Die Bekanntgabe der deputierten Armen-Vorsteher erinnert an die bis dahin gültige Hamburger Zedaka-Tradition: Am Purim-Fest bettelten die Armen „gewöhnlich“, das meint gewohnheitsmäßig, in den Häusern der Bessergestellten, und es wurde ihnen „reichlich“ gegeben, so dass sie bis Pessach, also etwa vier Wochen, mit ihren Familien davon „einigermaßen“ leben konnten. Dasselbe wiederholte sich an Rosch Haschana. Auch bei anderen großen Feiertagen und bei familiären Anlässen wie Hochzeiten oder Beerdigungen wurde für die Armen gespendet.
Trotz dieser individuellen Bettelei gab es in der Dreigemeinde ein strikt organisiertes Armenwesen mit den „deputierten Armen-Vorstehern“ an der Spitze, die auch die individuelle Bettelei unter Kontrolle hatten. In der allgemeinen Aufklärungsdiskussion war nun das jüdische Bettelwesen, wie es sich vor allem in den Territorialstaaten abspielte, in die Kritik geraten. Dieser allgemeinen Kritik hatten sich auch vereinzelt Maskilim angeschlossen und Verbesserungsvorschläge gemacht.
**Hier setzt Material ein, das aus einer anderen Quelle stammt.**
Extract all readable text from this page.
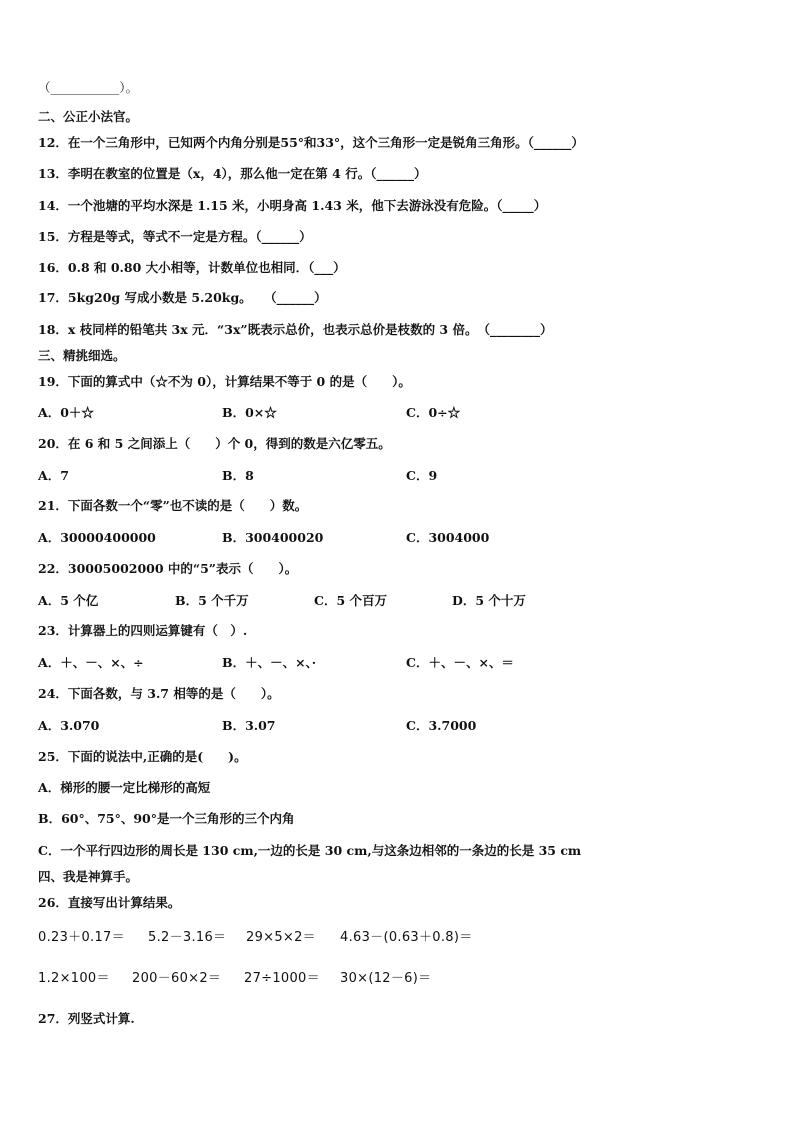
（___________）。
二、公正小法官。
12．在一个三角形中，已知两个内角分别是55°和33°，这个三角形一定是锐角三角形。（______）
13．李明在教室的位置是（x，4），那么他一定在第 4 行。（______）
14．一个池塘的平均水深是 1.15 米，小明身高 1.43 米，他下去游泳没有危险。（_____）
15．方程是等式，等式不一定是方程。（______）
16．0.8 和 0.80 大小相等，计数单位也相同．（___）
17．5kg20g 写成小数是 5.20kg。　　（______）
18．x 枝同样的铅笔共 3x 元．“3x”既表示总价，也表示总价是枝数的 3 倍。　（________）
三、精挑细选。
19．下面的算式中（☆不为 0），计算结果不等于 0 的是（　　）。
A．0＋☆	B．0×☆	C．0÷☆
20．在 6 和 5 之间添上（　　）个 0，得到的数是六亿零五。
A．7	B．8	C．9
21．下面各数一个“零”也不读的是（　　）数。
A．30000400000	B．300400020	C．3004000
22．30005002000 中的“5”表示（　　）。
A．5 个亿	B．5 个千万	C．5 个百万	D．5 个十万
23．计算器上的四则运算键有（　）.
A．＋、－、×、÷	B．＋、－、×、·	C．＋、－、×、＝
24．下面各数，与 3.7 相等的是（　　）。
A．3.070	B．3.07	C．3.7000
25．下面的说法中,正确的是(　　)。
A．梯形的腰一定比梯形的高短
B．60°、75°、90°是一个三角形的三个内角
C．一个平行四边形的周长是 130 cm,一边的长是 30 cm,与这条边相邻的一条边的长是 35 cm
四、我是神算手。
26．直接写出计算结果。
0.23＋0.17＝ 5.2－3.16＝ 29×5×2＝ 4.63－(0.63＋0.8)＝
1.2×100＝ 200－60×2＝ 27÷1000＝ 30×(12－6)＝
27．列竖式计算.
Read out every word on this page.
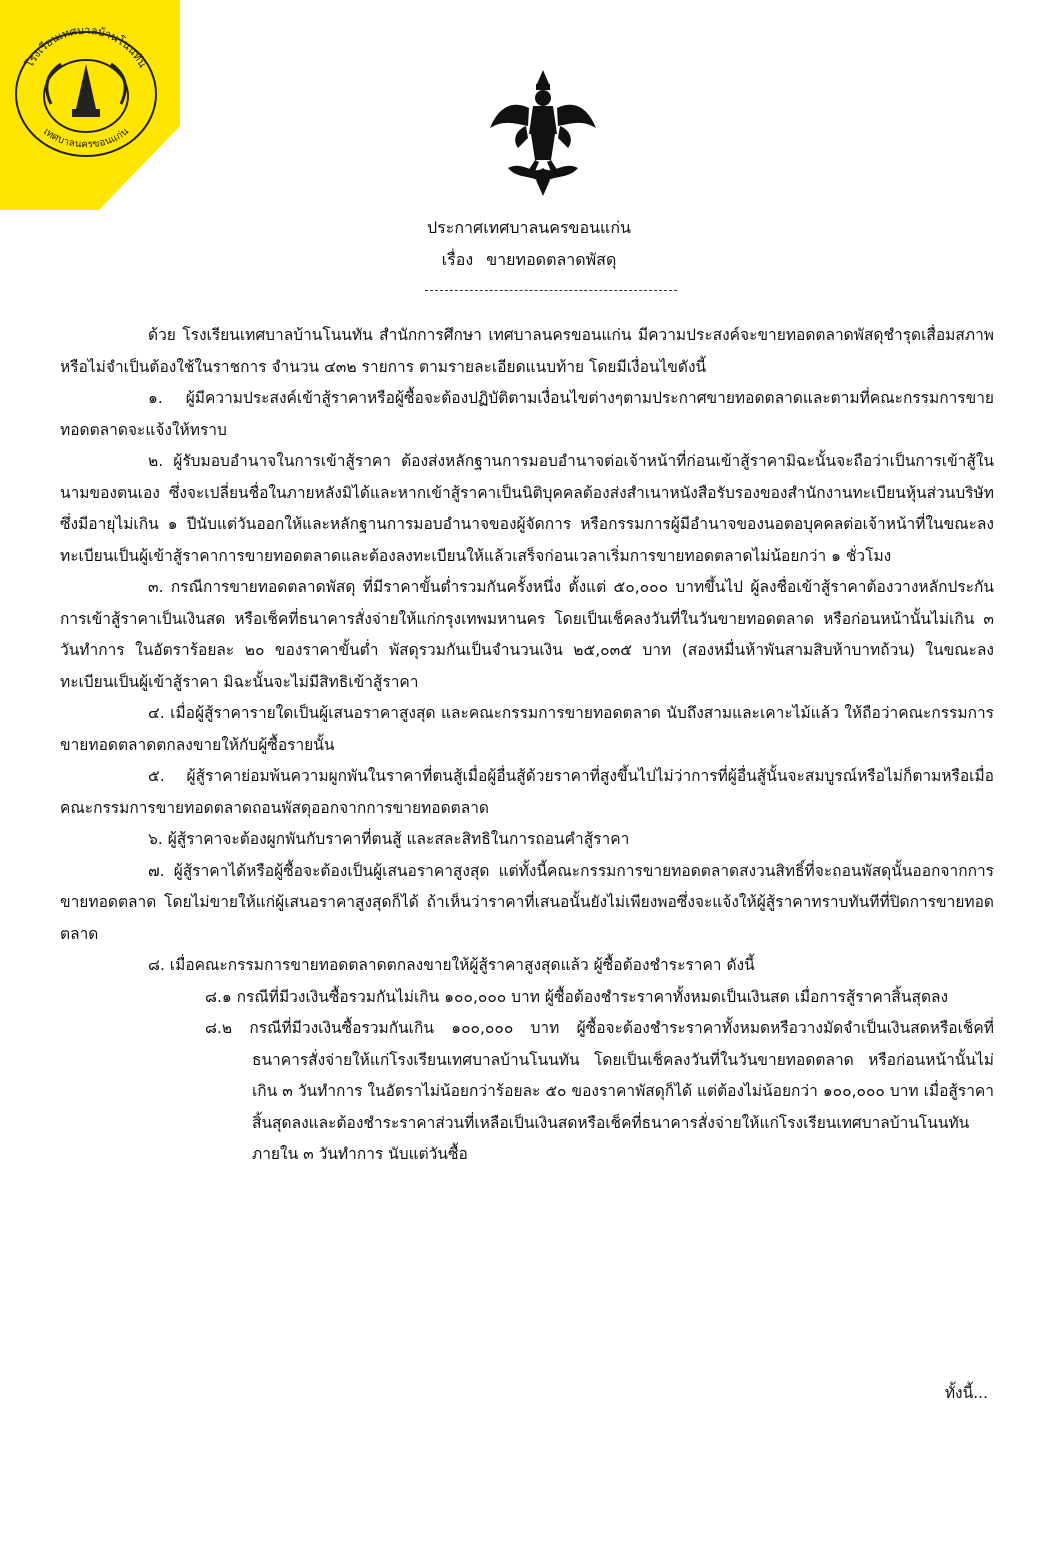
โรงเรียนเทศบาลบ้านโนนทัน
เทศบาลนครขอนแก่น
ประกาศเทศบาลนครขอนแก่น
เรื่อง ขายทอดตลาดพัสดุ

ด้วย โรงเรียนเทศบาลบ้านโนนทัน สำนักการศึกษา เทศบาลนครขอนแก่น มีความประสงค์จะขายทอดตลาดพัสดุชำรุดเสื่อมสภาพหรือไม่จำเป็นต้องใช้ในราชการ จำนวน ๔๓๒ รายการ ตามรายละเอียดแนบท้าย โดยมีเงื่อนไขดังนี้

๑. ผู้มีความประสงค์เข้าสู้ราคาหรือผู้ซื้อจะต้องปฏิบัติตามเงื่อนไขต่างๆตามประกาศขายทอดตลาดและตามที่คณะกรรมการขายทอดตลาดจะแจ้งให้ทราบ

๒. ผู้รับมอบอำนาจในการเข้าสู้ราคา ต้องส่งหลักฐานการมอบอำนาจต่อเจ้าหน้าที่ก่อนเข้าสู้ราคามิฉะนั้นจะถือว่าเป็นการเข้าสู้ในนามของตนเอง ซึ่งจะเปลี่ยนชื่อในภายหลังมิได้และหากเข้าสู้ราคาเป็นนิติบุคคลต้องส่งสำเนาหนังสือรับรองของสำนักงานทะเบียนหุ้นส่วนบริษัท ซึ่งมีอายุไม่เกิน ๑ ปีนับแต่วันออกให้และหลักฐานการมอบอำนาจของผู้จัดการ หรือกรรมการผู้มีอำนาจของนอตอบุคคลต่อเจ้าหน้าที่ในขณะลงทะเบียนเป็นผู้เข้าสู้ราคาการขายทอดตลาดและต้องลงทะเบียนให้แล้วเสร็จก่อนเวลาเริ่มการขายทอดตลาดไม่น้อยกว่า ๑ ชั่วโมง

๓. กรณีการขายทอดตลาดพัสดุ ที่มีราคาขั้นต่ำรวมกันครั้งหนึ่ง ตั้งแต่ ๕๐,๐๐๐ บาทขึ้นไป ผู้ลงชื่อเข้าสู้ราคาต้องวางหลักประกันการเข้าสู้ราคาเป็นเงินสด หรือเช็คที่ธนาคารสั่งจ่ายให้แก่กรุงเทพมหานคร โดยเป็นเช็คลงวันที่ในวันขายทอดตลาด หรือก่อนหน้านั้นไม่เกิน ๓ วันทำการ ในอัตราร้อยละ ๒๐ ของราคาขั้นต่ำ พัสดุรวมกันเป็นจำนวนเงิน ๒๕,๐๓๕ บาท (สองหมื่นห้าพันสามสิบห้าบาทถ้วน) ในขณะลงทะเบียนเป็นผู้เข้าสู้ราคา มิฉะนั้นจะไม่มีสิทธิเข้าสู้ราคา

๔. เมื่อผู้สู้ราคารายใดเป็นผู้เสนอราคาสูงสุด และคณะกรรมการขายทอดตลาด นับถึงสามและเคาะไม้แล้ว ให้ถือว่าคณะกรรมการขายทอดตลาดตกลงขายให้กับผู้ซื้อรายนั้น

๕. ผู้สู้ราคาย่อมพ้นความผูกพันในราคาที่ตนสู้เมื่อผู้อื่นสู้ด้วยราคาที่สูงขึ้นไปไม่ว่าการที่ผู้อื่นสู้นั้นจะสมบูรณ์หรือไม่ก็ตามหรือเมื่อคณะกรรมการขายทอดตลาดถอนพัสดุออกจากการขายทอดตลาด

๖. ผู้สู้ราคาจะต้องผูกพันกับราคาที่ตนสู้ และสละสิทธิในการถอนคำสู้ราคา

๗. ผู้สู้ราคาได้หรือผู้ซื้อจะต้องเป็นผู้เสนอราคาสูงสุด แต่ทั้งนี้คณะกรรมการขายทอดตลาดสงวนสิทธิ์ที่จะถอนพัสดุนั้นออกจากการขายทอดตลาด โดยไม่ขายให้แก่ผู้เสนอราคาสูงสุดก็ได้ ถ้าเห็นว่าราคาที่เสนอนั้นยังไม่เพียงพอซึ่งจะแจ้งให้ผู้สู้ราคาทราบทันทีที่ปิดการขายทอดตลาด

๘. เมื่อคณะกรรมการขายทอดตลาดตกลงขายให้ผู้สู้ราคาสูงสุดแล้ว ผู้ซื้อต้องชำระราคา ดังนี้

๘.๑ กรณีที่มีวงเงินซื้อรวมกันไม่เกิน ๑๐๐,๐๐๐ บาท ผู้ซื้อต้องชำระราคาทั้งหมดเป็นเงินสด เมื่อการสู้ราคาสิ้นสุดลง

๘.๒ กรณีที่มีวงเงินซื้อรวมกันเกิน ๑๐๐,๐๐๐ บาท ผู้ซื้อจะต้องชำระราคาทั้งหมดหรือวางมัดจำเป็นเงินสดหรือเช็คที่ธนาคารสั่งจ่ายให้แก่โรงเรียนเทศบาลบ้านโนนทัน โดยเป็นเช็คลงวันที่ในวันขายทอดตลาด หรือก่อนหน้านั้นไม่เกิน ๓ วันทำการ ในอัตราไม่น้อยกว่าร้อยละ ๕๐ ของราคาพัสดุก็ได้ แต่ต้องไม่น้อยกว่า ๑๐๐,๐๐๐ บาท เมื่อสู้ราคาสิ้นสุดลงและต้องชำระราคาส่วนที่เหลือเป็นเงินสดหรือเช็คที่ธนาคารสั่งจ่ายให้แก่โรงเรียนเทศบาลบ้านโนนทัน ภายใน ๓ วันทำการ นับแต่วันซื้อ

ทั้งนี้...
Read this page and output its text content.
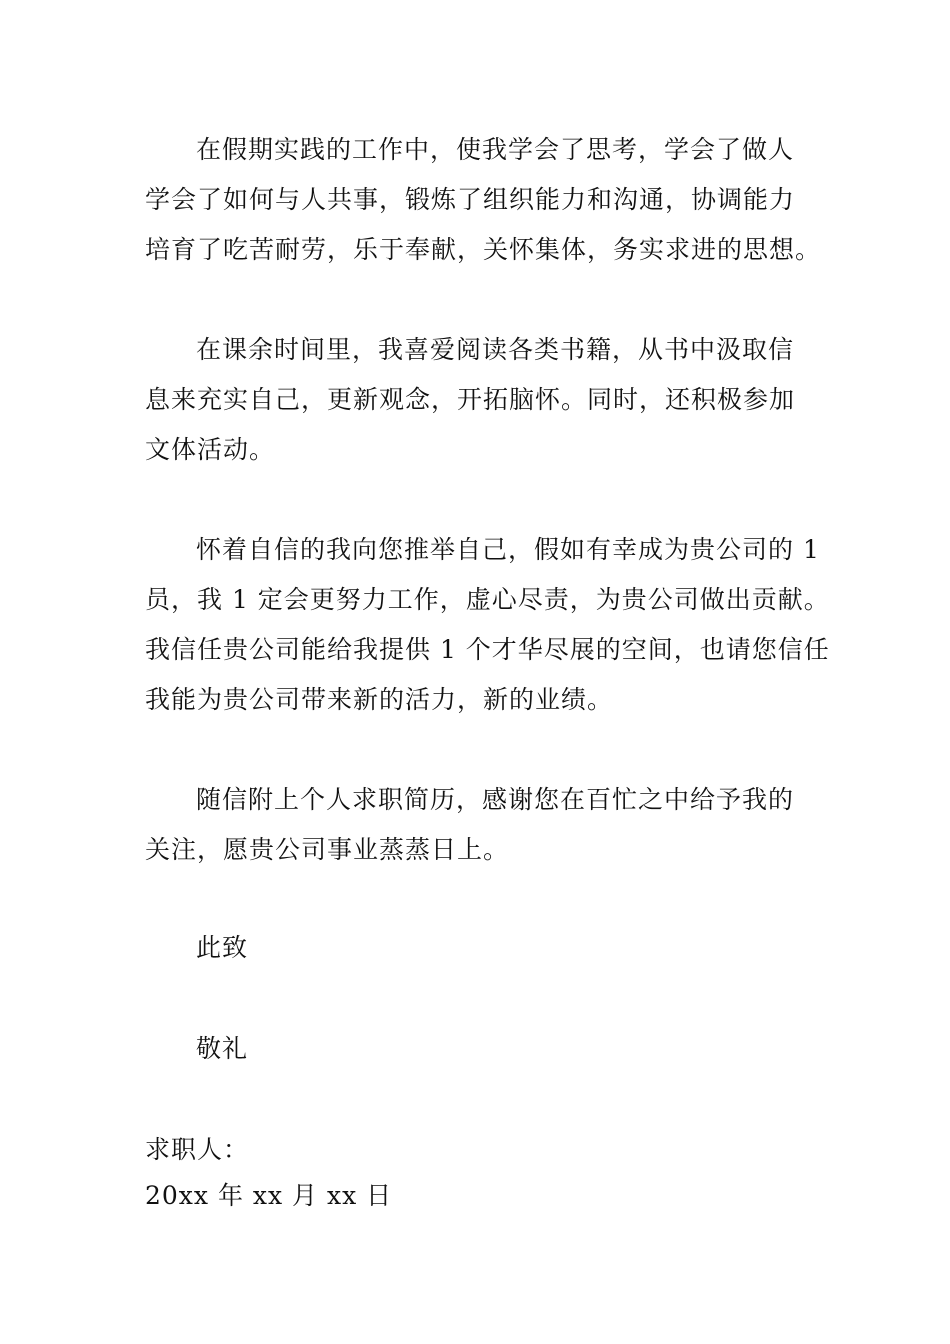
在假期实践的工作中，使我学会了思考，学会了做人
学会了如何与人共事，锻炼了组织能力和沟通，协调能力
培育了吃苦耐劳，乐于奉献，关怀集体，务实求进的思想。
在课余时间里，我喜爱阅读各类书籍，从书中汲取信
息来充实自己，更新观念，开拓脑怀。同时，还积极参加
文体活动。
怀着自信的我向您推举自己，假如有幸成为贵公司的 1
员，我 1 定会更努力工作，虚心尽责，为贵公司做出贡献。
我信任贵公司能给我提供 1 个才华尽展的空间，也请您信任
我能为贵公司带来新的活力，新的业绩。
随信附上个人求职简历，感谢您在百忙之中给予我的
关注，愿贵公司事业蒸蒸日上。
此致
敬礼
求职人：
20xx 年 xx 月 xx 日
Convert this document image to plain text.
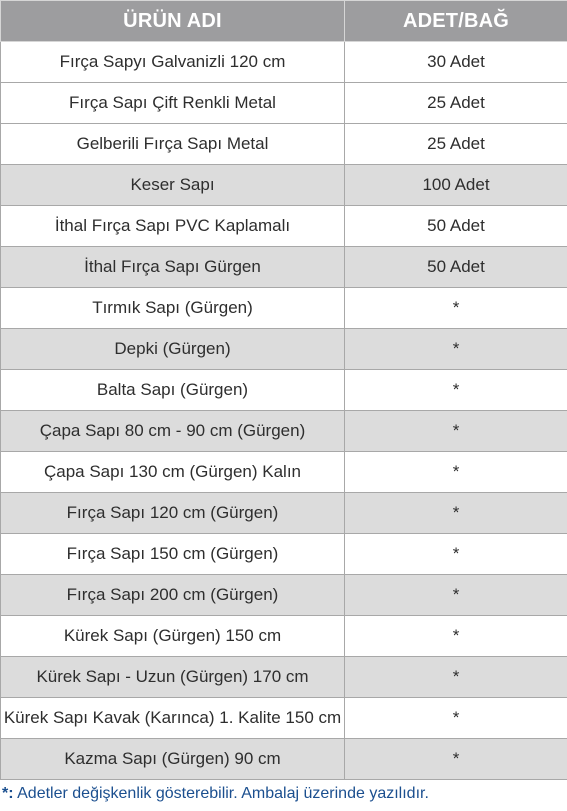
ÜRÜN ADI	ADET/BAĞ
Fırça Sapyı Galvanizli 120 cm	30 Adet
Fırça Sapı Çift Renkli Metal	25 Adet
Gelberili Fırça Sapı Metal	25 Adet
Keser Sapı	100 Adet
İthal Fırça Sapı PVC Kaplamalı	50 Adet
İthal Fırça Sapı Gürgen	50 Adet
Tırmık Sapı (Gürgen)	*
Depki (Gürgen)	*
Balta Sapı (Gürgen)	*
Çapa Sapı 80 cm - 90 cm (Gürgen)	*
Çapa Sapı 130 cm (Gürgen) Kalın	*
Fırça Sapı 120 cm (Gürgen)	*
Fırça Sapı 150 cm (Gürgen)	*
Fırça Sapı 200 cm (Gürgen)	*
Kürek Sapı (Gürgen) 150 cm	*
Kürek Sapı - Uzun (Gürgen) 170 cm	*
Kürek Sapı Kavak (Karınca) 1. Kalite 150 cm	*
Kazma Sapı (Gürgen) 90 cm	*
*: Adetler değişkenlik gösterebilir. Ambalaj üzerinde yazılıdır.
In Hamburg war das jüdische Armenwesen im Zuge der Einrichtung der Allgemeinen Armenanstalt von 1788 durch die Patriotische Gesellschaft in Zugzwang geraten. Diese Einrichtung basierte zwar auf privater Initiative, verfügte aber durch seine angesehenen Initiatoren über einen großen Einfluss auf die städtische Politik. Da die Armenanstalt die Versorgung der Armen übernahm, war durch Ratsrezess das Betteln verboten worden. Das jüdische Armenwesen unterstand zwar nicht der Allgemeinen Armenanstalt, war aber durch das Bettelei-Verbot betroffen, so dass „die beteiligten Armen [nun] in eine missliche Lage versetzt“ wurden. StAHH, 522-1 Jüdische Gemeinden, Nr. 281, S. 4. Die Armen-Vorsteher hatten es deshalb bald nach Erlass des allgemeinen Bettelverbots als ihre „Pflicht“ angesehen, „auch für unsere Armen Sorge zu tragen, dass dieselben nicht ganz verlassen und hoffnungslos dastehen“. StAHH, 522-1 Jüdische Gemeinden, Nr. 281, S. 4 In der Neuordnung des jüdischen Armenwesens orientierten sie sich an der Organisation der Allgemeinen Armenanstalt. So richteten auch sie im November 1788 Verzeichnisse ein, in denen sich einmal die Geber mit ihren monatlichen Gaben, zum anderen die Armen mit ihren Familienmitgliedern eintragen konnten. Letzteres bezog sich auf alle Armen, „sowohl die zur Gemeinde gehörenden als auch [auf] die hier schon längere Zeit sich aufhaltenden fremden jüdischen Armen, welche bis zur Zeit ihr Brot in den Häusern oder auf öffentlicher Straße erbetteln“. StAHH, 522-1 Jüdische Gemeinden, Nr. 281, S. 4 Der Kreis der berechtigten Armen wurde also sehr weit gefasst, so dass auch die „auswärtigen jüdischen Armen“ einbezogen wurden, allerdings mussten sie sich schon längere Zeit in der Stadt aufhalten. Im Prinzip achtete die Gemeinde darauf, dass sich keine auswärtigen jüdischen Bettler einschlichen. Die Gemeindemitglieder wurden davor gewarnt, fremden Juden, die keine Passier- oder Legitimationsscheine der Fremdenkommission besaßen, Schlafstellen zur Verfügung zu stellen. Die Armen-Deputierten richteten in der „Gemeindestube“ Sprechstunden ein, während derer sich die Armen anmelden konnten. Wer dies nicht tat, blieb von Versorgungen ausgeschlossen. Hier wird der allgemeine Disziplinierungscharakter der jüdischen Armenanstalt, der auch das öffentliche Armenwesen infolge aufgeklärter Reform nun bestimmte, deutlich. Die berechtigten Armen erhielten einen „Schein“, der sie zum Empfang der Unterstützung durch die Gemeinde berechtigte.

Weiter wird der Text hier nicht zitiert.